Verkoopt de boer zijn grond, dan mag een andere boer daar evenmin opnieuw beginnen. De gemeente beslist vervolgens waarvoor de varkenshouder de locatie na sanering mag worden gebruikt. De Algemene Rekenkamer concludeert dat de regeling op dit punt doeltreffender had gekund. “Dat proces is niet altijd voorspelbaar en duurt soms langer dan de subsidieregeling toelaat.”
Controlebeleid ontbreekt
Volgens de subsidieregeling ontvangen varkenshouders een marktconforme vergoeding wanneer minstens 80% van de productierechten worden doorgestreept op basis van het gemiddeld aantal varkens dat in 2018 werd gehouden. De Rekenkamer stelt vast dat er geen duidelijke en volledige beschrijving van dit controlebeleid is.
In verschillende documenten worden delen van het controlebeleid beschreven, maar een overkoepelende beschrijving ontbreekt. “We zien ook verschillen tussen de deelbeschrijvingen van het controlebeleid. Door die verschillen is het niet duidelijk in hoeverre de gelijke behandeling van varkenshouders is gegarandeerd”, aldus het rapport.
Versoepeling oudere regeling
De vermindering van stankoverlast had daarnaast groter kunnen zijn als de voorwaarden van een andere regeling, die tegelijkertijd liep, niet waren versoepeld (de Regeling Omgevingskwaliteit, een samenwerking van het Ministerie van LNV en de varkenssector).
Door die versoepeling konden ook boeren die stankoverlast veroorzaakten in de concentratiegebieden in Noord-Brabant, Limburg, Gelderland, Overijssel en Utrecht juist varkensproductierechten bijkopen. “Die rechten waren eerder opgekocht van stoppende boeren. Varkenshouderijen die dus al stankoverlast veroorzaken, konden door deze versoepeling varkensproductierechten bijkopen.”
Geen procesbeschrijving
Ook is de Rekenkamer kritisch over de informatie waarop de subsidieverlening door de Rijksdienst Voor Ondernemend Nederland (RVO) is gebaseerd. “De informatie over aantallen dieren die RVO gebruikt voor de controle is, net als de gegevens in de aanvraag, door de varkenshouder zelf aangeleverd.” De Rekenkamer doet daarom de aanbeveling een volledige procesbeschrijving op te stellen voor de vergoeding van de varkensrechten in het kader van de Subsidieregeling sanering varkenshouderijen.

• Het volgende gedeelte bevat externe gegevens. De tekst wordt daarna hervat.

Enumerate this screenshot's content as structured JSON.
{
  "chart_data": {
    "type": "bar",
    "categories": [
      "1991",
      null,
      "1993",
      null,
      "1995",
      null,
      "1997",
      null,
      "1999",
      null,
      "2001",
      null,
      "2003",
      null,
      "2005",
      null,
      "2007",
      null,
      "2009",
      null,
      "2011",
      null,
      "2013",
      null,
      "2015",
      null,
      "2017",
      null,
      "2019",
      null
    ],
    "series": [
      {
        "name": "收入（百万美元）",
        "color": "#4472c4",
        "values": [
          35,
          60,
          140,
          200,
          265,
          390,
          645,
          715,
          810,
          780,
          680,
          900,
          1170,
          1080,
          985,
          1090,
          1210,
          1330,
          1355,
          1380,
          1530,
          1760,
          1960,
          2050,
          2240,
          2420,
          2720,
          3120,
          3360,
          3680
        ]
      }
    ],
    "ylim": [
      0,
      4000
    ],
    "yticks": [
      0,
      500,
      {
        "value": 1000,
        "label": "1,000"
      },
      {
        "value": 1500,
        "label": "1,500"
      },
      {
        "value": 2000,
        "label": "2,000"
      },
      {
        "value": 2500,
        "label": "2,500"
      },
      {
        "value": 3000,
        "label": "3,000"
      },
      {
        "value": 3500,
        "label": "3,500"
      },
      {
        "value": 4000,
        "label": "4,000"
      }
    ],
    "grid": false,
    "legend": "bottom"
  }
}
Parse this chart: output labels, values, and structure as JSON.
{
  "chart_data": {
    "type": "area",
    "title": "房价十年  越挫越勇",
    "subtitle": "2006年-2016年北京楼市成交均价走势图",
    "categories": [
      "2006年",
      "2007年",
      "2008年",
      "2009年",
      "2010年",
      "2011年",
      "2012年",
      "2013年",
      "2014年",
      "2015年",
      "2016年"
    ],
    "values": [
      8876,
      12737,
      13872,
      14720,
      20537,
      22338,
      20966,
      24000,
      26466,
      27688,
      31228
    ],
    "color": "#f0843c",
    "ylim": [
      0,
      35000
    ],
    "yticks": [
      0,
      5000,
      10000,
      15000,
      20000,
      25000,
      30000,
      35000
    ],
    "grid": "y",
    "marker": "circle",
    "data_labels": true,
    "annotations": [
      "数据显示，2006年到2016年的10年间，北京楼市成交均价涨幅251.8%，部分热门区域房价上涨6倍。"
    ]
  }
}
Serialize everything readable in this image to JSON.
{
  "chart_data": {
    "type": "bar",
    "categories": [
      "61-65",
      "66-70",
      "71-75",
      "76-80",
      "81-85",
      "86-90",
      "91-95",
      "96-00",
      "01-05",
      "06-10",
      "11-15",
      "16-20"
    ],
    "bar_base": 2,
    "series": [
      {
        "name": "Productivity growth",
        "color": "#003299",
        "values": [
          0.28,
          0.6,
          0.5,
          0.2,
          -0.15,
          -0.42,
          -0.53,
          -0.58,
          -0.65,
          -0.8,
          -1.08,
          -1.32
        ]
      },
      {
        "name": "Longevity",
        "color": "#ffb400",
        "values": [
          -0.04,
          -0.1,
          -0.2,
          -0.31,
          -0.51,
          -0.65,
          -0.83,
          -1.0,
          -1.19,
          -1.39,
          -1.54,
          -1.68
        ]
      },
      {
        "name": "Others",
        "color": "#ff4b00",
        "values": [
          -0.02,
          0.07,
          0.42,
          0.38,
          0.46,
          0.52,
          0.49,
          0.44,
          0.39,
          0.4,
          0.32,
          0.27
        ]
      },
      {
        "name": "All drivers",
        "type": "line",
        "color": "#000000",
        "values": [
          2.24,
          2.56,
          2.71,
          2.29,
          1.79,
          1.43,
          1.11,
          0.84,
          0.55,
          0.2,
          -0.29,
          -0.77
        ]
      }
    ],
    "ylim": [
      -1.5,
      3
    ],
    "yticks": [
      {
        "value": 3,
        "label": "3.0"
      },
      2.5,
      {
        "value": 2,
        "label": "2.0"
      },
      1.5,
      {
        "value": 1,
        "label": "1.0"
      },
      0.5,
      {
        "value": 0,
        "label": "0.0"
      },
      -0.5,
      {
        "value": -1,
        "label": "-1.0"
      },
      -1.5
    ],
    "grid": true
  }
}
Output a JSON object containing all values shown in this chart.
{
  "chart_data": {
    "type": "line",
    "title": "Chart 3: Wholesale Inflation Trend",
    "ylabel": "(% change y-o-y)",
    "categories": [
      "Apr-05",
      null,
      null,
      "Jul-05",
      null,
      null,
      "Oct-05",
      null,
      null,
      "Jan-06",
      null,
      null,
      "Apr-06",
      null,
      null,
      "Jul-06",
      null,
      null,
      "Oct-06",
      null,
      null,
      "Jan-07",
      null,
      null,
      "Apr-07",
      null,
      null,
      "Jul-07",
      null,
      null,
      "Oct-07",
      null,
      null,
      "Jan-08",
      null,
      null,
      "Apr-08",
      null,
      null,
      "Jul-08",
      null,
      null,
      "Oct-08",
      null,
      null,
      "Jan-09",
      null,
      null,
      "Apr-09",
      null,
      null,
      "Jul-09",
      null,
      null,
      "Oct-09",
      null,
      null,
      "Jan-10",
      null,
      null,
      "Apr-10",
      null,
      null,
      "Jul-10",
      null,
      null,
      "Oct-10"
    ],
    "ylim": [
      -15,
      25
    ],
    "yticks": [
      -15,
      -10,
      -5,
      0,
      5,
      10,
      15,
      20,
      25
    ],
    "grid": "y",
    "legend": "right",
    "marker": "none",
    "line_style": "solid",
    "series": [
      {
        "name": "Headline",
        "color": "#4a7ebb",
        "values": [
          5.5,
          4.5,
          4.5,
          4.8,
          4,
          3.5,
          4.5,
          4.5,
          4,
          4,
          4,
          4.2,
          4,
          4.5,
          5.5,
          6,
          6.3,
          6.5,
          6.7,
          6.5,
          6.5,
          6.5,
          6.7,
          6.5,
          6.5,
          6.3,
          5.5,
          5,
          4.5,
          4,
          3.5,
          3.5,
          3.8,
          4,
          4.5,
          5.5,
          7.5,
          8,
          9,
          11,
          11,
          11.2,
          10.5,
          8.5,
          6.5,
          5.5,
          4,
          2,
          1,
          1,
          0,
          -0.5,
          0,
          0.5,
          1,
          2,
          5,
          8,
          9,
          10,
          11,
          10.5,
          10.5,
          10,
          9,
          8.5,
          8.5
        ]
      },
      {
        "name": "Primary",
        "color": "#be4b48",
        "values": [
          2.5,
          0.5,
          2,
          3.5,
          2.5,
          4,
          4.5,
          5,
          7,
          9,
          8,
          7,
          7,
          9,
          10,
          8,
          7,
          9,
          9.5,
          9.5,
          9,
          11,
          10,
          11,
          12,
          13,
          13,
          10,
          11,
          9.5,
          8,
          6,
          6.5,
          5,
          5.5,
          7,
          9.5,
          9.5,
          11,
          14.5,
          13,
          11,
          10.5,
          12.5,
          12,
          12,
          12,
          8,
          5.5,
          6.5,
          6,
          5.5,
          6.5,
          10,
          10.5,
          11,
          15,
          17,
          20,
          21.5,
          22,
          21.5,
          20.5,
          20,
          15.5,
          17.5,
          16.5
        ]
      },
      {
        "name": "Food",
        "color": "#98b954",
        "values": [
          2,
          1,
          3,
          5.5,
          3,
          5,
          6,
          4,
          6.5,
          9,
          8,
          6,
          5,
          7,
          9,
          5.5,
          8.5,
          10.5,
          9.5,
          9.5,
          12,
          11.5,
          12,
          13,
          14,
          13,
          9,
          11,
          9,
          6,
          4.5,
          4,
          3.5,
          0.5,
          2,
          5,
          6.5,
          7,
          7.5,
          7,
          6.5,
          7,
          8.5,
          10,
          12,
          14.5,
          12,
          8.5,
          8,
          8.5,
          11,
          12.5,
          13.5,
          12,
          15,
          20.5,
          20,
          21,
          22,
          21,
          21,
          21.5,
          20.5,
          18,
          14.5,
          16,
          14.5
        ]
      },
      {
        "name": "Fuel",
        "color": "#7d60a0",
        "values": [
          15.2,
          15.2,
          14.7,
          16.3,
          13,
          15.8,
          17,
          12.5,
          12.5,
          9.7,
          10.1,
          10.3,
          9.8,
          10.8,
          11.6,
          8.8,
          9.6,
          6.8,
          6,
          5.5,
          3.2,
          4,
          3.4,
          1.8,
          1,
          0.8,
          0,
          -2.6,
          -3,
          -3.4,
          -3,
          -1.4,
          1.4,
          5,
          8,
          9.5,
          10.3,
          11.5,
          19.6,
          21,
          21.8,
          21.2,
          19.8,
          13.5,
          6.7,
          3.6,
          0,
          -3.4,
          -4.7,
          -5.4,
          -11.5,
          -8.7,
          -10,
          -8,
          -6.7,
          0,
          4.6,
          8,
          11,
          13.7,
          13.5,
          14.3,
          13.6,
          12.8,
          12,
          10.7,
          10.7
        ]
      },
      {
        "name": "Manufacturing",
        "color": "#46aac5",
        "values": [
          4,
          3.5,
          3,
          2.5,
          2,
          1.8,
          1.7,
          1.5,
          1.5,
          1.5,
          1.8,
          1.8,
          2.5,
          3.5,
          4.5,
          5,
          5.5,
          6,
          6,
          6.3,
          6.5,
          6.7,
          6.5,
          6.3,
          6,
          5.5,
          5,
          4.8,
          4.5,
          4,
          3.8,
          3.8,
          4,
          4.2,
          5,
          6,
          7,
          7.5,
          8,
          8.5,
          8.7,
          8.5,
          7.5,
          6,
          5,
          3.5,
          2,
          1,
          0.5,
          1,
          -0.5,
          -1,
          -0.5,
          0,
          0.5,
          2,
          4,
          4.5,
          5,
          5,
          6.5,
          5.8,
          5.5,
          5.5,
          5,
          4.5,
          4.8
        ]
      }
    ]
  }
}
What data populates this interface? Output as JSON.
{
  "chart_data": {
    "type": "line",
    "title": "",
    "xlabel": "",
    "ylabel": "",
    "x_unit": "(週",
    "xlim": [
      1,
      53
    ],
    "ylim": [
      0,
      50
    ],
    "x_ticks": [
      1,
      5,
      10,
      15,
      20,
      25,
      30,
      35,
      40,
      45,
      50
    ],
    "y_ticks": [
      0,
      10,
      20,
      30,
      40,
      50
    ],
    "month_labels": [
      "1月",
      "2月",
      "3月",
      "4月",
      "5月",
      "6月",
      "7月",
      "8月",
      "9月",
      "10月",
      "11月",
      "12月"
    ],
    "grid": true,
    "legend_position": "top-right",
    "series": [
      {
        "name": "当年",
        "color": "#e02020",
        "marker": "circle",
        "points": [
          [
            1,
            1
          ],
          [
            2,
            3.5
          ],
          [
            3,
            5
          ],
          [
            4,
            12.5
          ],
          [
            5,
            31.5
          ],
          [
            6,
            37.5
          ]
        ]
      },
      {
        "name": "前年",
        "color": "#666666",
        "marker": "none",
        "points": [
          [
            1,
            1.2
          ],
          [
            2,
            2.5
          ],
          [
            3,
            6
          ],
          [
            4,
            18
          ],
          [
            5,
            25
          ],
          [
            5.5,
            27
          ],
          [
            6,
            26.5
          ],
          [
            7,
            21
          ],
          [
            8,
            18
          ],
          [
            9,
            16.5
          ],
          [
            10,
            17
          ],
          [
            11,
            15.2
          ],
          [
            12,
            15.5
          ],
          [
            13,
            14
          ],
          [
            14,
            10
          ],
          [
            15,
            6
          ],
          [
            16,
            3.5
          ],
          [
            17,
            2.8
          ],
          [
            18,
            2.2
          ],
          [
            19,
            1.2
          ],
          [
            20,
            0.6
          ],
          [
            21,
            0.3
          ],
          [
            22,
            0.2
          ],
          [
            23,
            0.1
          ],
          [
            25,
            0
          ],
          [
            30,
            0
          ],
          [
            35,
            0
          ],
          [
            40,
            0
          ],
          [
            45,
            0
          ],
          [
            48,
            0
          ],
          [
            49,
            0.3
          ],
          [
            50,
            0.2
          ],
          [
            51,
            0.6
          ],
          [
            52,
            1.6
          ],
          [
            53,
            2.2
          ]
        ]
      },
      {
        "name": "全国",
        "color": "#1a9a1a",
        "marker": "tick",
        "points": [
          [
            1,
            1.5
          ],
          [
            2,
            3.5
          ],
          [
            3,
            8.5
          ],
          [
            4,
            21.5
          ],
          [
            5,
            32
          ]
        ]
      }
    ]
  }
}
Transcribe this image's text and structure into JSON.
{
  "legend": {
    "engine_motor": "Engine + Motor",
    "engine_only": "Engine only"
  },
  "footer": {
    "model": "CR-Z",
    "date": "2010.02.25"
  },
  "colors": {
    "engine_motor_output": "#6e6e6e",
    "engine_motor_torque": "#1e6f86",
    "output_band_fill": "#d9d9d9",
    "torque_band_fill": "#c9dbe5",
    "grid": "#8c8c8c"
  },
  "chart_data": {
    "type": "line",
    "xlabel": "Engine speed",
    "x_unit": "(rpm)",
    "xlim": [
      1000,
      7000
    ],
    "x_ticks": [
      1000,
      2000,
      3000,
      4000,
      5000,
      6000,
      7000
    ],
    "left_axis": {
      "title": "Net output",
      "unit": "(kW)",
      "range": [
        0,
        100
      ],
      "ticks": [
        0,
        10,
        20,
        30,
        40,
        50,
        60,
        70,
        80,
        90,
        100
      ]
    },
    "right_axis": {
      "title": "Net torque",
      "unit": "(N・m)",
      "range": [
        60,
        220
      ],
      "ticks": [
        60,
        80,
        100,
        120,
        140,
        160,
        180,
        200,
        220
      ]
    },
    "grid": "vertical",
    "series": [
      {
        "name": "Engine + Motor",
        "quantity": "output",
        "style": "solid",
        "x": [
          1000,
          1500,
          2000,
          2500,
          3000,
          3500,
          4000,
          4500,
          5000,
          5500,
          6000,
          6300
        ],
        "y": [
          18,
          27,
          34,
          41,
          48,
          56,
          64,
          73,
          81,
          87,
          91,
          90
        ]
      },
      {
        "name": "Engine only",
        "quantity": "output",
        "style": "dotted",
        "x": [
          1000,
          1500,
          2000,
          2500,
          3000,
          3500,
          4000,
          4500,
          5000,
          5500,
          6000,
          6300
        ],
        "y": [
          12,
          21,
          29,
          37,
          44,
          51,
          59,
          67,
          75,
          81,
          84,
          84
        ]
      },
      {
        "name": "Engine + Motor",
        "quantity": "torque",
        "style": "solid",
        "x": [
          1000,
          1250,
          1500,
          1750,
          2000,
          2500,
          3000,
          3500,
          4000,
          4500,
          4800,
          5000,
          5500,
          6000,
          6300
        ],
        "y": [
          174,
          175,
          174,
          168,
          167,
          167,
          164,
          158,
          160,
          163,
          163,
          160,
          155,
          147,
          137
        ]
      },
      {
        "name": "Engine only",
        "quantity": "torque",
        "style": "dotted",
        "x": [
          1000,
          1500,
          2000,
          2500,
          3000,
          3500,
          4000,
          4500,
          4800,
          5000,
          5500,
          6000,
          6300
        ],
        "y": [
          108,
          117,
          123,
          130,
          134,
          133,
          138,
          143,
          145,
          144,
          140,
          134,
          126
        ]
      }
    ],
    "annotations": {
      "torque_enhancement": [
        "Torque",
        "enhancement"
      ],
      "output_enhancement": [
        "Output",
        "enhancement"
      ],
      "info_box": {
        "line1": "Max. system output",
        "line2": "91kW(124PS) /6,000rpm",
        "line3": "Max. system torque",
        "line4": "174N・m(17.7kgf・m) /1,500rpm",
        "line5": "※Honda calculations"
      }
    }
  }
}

Op basis van de cijfers uit 2020 wordt via de subsidieregeling maximaal 7% van de varkensrechten uit de markt gehaald. Dit betreft een voorlopig cijfer, omdat de regeling nog loopt. Aanvankelijk was de regeling bedoeld om stankoverlast op te lossen, maar is later verruimd (ook financieel) om het stikstofprobleem aan te pakken. In totaal is daar in 2020 en 2021 € 450 miljoen voor gereserveerd.
Vasthouden koers
De Algemene Rekenkamer uit ook kritiek op de langetermijnkoers die niet altijd door de minister wordt vastgehouden. Uit het onderzoek blijkt dat bij de coronamaatregelen niet altijd rekening is gehouden met de beleidsdoelstelling om een omslag te maken naar de kringlooplandbouw in 2030. De ene sector moest wel aan voorwaarden voldoen die raken aan de kringlooplandbouw, en de andere sector niet.
Als voorbeeld wordt de Regeling tegemoetkoming land- en tuinbouwondernemers COVID-19 genoemd. Daarin zijn geen voorwaarden gesteld in verband met de omslag naar kringlooplandbouw. “Ook tijdens een crisis is het belangrijk om vast te houden aan de transitie naar kringlooplandbouw. Immers, als de minister uitgaven doet voor crisismaatregelen, besteedt ze het geld doelmatiger als ze met hetzelfde budget meerdere beleidsdoelen kan behalen.”
Focus op stankoverlast
Daarom krijgt de minister het advies om bij een volgende saneringsregeling te overwegen de hoogte van de subsidie meer afhankelijk te maken van de bijdrage van het stoppende bedrijf aan het beleidsdoel (zoals minder stankoverlast). Dat kan benutten van een subsidieregeling aantrekkelijker maken voor agrarische ondernemers.